O aumento acompanha uma tendência de aquecimento do turismo e da procura por hospedagens mais flexíveis na capital fluminense, mas também acende o alerta para os impactos do avanço de plataformas de locação temporária em áreas residenciais e na dinâmica urbana de bairros turísticos.
Entre as regiões com maior expansão proporcional da oferta, o destaque ficou com o Recreio dos Bandeirantes, que teve um crescimento de 367% no período. Em seguida vêm a Barra da Tijuca (97%) e São Conrado (71%), mostrando que o fenômeno não se restringe às áreas mais tradicionais de hospedagem, como a orla da Zona Sul.
Apesar disso, os bairros com o maior número absoluto de imóveis por temporada seguem sendo Copacabana, com 7.760 anúncios, Ipanema, com 2.231, e o Leblon, com 1.216 — locais que já concentram uma infraestrutura consolidada para receber turistas.

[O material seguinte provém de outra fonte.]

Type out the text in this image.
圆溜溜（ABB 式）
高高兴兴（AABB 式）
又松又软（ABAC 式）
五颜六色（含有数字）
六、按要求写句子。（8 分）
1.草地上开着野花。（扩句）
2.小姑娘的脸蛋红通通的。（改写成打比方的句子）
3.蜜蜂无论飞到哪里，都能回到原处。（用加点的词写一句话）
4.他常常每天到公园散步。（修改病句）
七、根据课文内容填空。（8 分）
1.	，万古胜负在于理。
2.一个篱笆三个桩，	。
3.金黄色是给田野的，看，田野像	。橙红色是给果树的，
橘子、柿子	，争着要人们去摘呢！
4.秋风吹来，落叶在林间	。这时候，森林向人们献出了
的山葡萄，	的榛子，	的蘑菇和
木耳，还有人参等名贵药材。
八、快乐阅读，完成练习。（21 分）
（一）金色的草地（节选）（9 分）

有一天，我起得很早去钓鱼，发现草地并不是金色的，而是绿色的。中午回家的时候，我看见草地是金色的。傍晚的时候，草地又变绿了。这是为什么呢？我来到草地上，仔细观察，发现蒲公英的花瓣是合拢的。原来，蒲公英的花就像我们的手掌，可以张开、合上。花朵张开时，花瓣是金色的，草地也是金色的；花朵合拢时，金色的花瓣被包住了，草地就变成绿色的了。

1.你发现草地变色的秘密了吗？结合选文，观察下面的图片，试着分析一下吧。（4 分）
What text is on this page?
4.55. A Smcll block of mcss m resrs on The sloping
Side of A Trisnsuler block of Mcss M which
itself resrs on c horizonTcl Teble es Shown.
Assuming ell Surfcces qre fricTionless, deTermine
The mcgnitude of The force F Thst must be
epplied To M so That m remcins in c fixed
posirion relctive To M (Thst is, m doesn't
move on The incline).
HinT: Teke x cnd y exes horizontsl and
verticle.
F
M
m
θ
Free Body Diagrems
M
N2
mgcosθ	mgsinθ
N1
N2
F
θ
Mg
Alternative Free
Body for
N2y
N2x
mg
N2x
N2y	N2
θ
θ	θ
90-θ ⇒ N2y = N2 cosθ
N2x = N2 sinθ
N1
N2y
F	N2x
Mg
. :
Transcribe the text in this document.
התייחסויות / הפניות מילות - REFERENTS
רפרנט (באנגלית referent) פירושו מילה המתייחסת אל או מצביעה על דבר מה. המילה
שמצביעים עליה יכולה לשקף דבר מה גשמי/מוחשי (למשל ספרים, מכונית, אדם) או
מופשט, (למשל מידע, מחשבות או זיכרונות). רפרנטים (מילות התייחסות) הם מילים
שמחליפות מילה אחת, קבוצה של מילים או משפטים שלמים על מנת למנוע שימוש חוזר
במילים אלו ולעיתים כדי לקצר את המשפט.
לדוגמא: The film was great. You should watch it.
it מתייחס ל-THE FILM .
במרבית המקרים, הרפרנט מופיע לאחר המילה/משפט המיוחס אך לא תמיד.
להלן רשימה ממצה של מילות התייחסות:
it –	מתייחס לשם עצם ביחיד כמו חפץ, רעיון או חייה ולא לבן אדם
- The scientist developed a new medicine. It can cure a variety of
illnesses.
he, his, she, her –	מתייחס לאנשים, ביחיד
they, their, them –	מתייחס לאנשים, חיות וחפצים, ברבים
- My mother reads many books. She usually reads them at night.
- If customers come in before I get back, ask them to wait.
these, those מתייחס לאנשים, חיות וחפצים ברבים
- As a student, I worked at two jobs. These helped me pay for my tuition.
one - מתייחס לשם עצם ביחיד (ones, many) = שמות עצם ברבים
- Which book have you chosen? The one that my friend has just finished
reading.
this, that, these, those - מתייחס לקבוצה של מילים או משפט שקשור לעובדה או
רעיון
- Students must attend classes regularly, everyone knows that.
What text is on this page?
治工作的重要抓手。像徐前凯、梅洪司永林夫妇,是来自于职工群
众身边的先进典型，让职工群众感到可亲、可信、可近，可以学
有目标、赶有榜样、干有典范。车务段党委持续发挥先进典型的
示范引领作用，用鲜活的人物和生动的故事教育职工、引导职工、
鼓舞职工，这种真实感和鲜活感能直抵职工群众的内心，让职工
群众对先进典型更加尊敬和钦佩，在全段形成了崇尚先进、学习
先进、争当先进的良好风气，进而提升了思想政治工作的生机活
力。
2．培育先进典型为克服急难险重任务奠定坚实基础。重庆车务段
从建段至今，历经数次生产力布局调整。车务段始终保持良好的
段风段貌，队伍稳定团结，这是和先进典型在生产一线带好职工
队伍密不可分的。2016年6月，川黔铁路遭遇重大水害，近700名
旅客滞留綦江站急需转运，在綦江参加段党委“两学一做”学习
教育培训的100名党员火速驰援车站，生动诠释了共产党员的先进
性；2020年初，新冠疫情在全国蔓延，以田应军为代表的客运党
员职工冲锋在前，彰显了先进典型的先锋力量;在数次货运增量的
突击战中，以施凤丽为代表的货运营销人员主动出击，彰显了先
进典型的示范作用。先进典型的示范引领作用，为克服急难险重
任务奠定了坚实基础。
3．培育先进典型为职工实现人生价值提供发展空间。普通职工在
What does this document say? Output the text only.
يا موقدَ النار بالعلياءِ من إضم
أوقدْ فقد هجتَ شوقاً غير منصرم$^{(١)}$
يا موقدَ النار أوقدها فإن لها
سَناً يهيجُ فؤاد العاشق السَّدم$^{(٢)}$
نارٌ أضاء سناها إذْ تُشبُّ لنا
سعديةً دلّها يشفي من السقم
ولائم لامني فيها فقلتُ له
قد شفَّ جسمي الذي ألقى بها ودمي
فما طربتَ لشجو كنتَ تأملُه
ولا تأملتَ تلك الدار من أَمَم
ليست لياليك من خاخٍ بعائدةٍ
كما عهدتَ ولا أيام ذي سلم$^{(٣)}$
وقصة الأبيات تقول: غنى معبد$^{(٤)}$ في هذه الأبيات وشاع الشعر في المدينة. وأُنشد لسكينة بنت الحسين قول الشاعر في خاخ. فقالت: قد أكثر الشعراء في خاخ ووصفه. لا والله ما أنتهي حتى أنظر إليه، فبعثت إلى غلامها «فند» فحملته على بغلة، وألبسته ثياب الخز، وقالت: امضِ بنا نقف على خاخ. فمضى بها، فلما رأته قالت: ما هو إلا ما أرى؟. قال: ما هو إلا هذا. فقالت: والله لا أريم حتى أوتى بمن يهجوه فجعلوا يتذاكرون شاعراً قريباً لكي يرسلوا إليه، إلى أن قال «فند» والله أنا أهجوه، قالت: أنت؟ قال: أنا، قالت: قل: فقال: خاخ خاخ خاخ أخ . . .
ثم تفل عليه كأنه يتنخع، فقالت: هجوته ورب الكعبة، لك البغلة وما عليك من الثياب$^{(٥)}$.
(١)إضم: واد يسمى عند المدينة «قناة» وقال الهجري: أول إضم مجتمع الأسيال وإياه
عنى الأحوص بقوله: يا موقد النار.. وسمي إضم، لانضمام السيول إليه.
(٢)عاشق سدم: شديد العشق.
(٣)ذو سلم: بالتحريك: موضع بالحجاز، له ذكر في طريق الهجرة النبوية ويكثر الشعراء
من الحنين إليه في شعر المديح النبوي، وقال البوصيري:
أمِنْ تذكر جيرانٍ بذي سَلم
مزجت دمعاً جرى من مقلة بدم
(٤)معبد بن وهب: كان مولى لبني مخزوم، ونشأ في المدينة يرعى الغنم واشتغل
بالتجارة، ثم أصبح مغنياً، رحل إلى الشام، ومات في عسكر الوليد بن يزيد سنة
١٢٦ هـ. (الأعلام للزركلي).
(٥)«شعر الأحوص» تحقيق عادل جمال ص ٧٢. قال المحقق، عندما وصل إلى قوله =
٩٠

Em relação ao valor das diárias, Ipanema lidera com a média mais alta da cidade: R$ 1.042 por noite. Na sequência aparecem o Leblon (R$ 984) e Copacabana (R$ 661). A média geral no município ficou em R$ 662, com uma variação de apenas 5% no comparativo com o ano anterior, o que indica relativa estabilidade nos preços, mesmo diante da maior demanda.
A valorização dessas locações levanta questões sobre o equilíbrio entre turismo e moradia nos bairros mais procurados, especialmente em regiões como Ipanema e Leblon, onde a pressão sobre o mercado imobiliário tradicional já é alta. O avanço contínuo do modelo deve seguir no radar de autoridades e moradores, diante da necessidade de regulamentações que conciliem os diferentes interesses em jogo.